A middle-aged woman, long, black hair held behind her head in a fringed bun, stepped out from behind one of the many clusters of trees. She slowly approached the now vacated bench, watching the two shinigami's retreating backs. When she was sure they would not look back, she reached into the waste basket and pulled out the discarded parchment.

Pale, blue-violet eyes skimmed its contents as tender hands unfolded it.
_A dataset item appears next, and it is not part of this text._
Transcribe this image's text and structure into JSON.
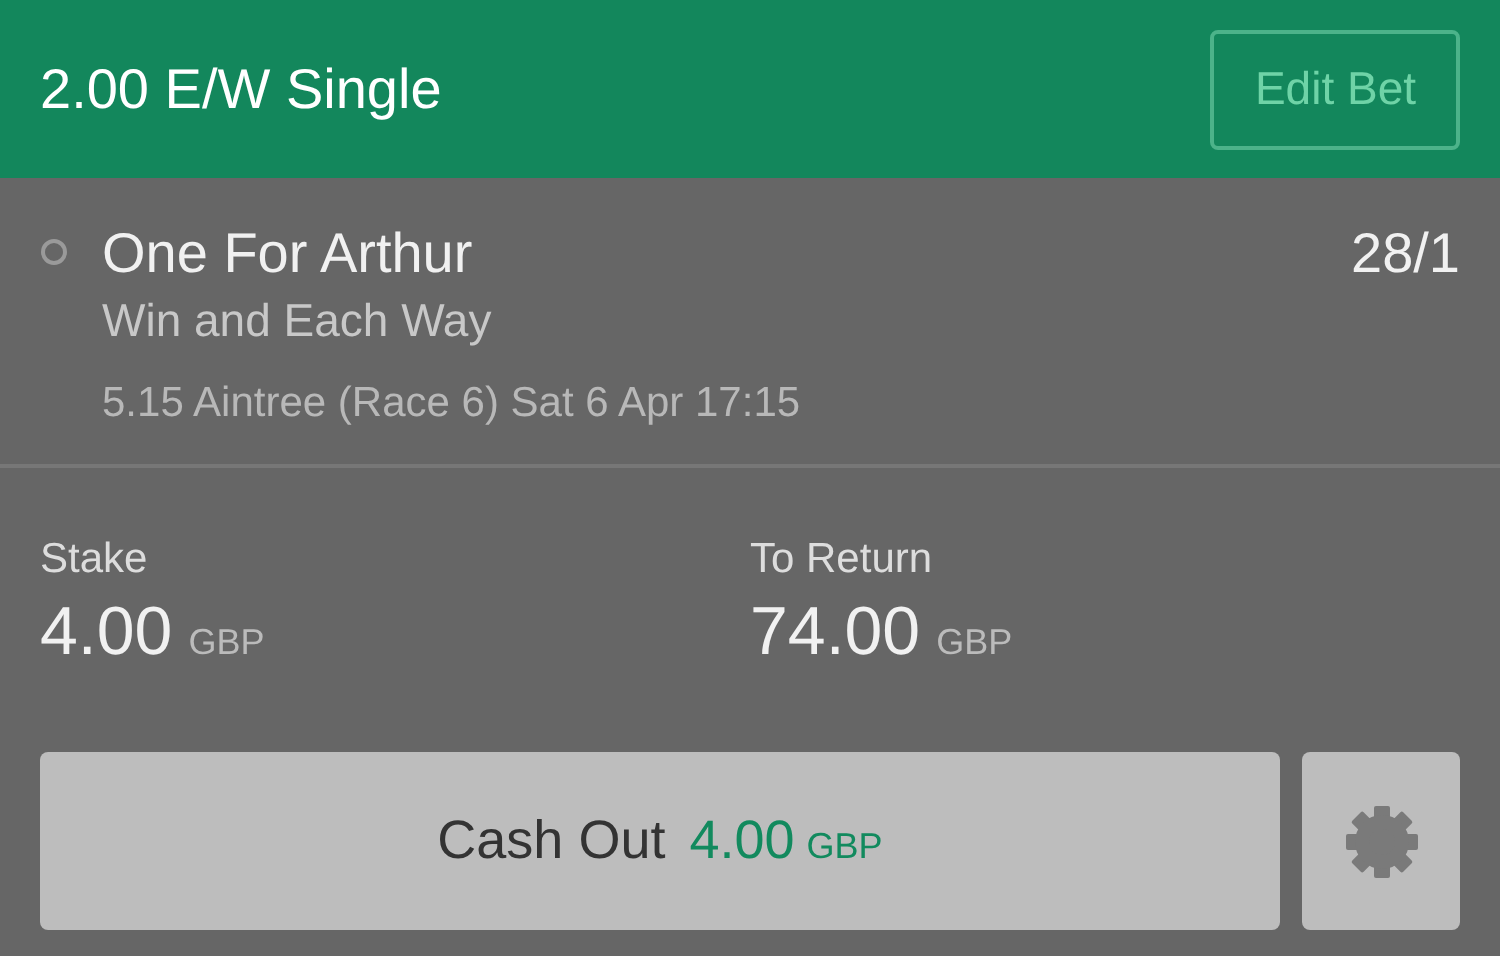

A large smile grew across the width of her face, eyes welling up with salty tears at the flawless handwriting. Quickly wiping the wetness away, the woman stowed the paper in her traditional robes and continued on her way.

"Happy Birthday, Mom."

"Mommy! Mommy!" came the childish giggles as the little girl ran gleefully into the next room She was met by a broadly grinning woman, crouching down to her eye level. "Guess what today is!"

"What's today?" the woman asked playfully, brushing wavy, golden hair from her child's wide and happy eyes.

"Happy Birthday, Mommy!" the little girl beamed as she handed her mother a piece of paper with those exact words printed crudely and with numerous spelling mistakes upon it. The small child was unimaginably proud; to have been able to write all of that in kanji! Sure, Daddy had helped a little, but it had been her who had written it.

The woman looked at the piece of paper blankly for a second before looking back down at her daughter. The emotions swelling within her chest were just too much to hold in. In a fit of motherly passion, she reached out and grasped the little girl in a firm and loving embrace.

"Thank you so much, Ran-chan! It's beautiful!"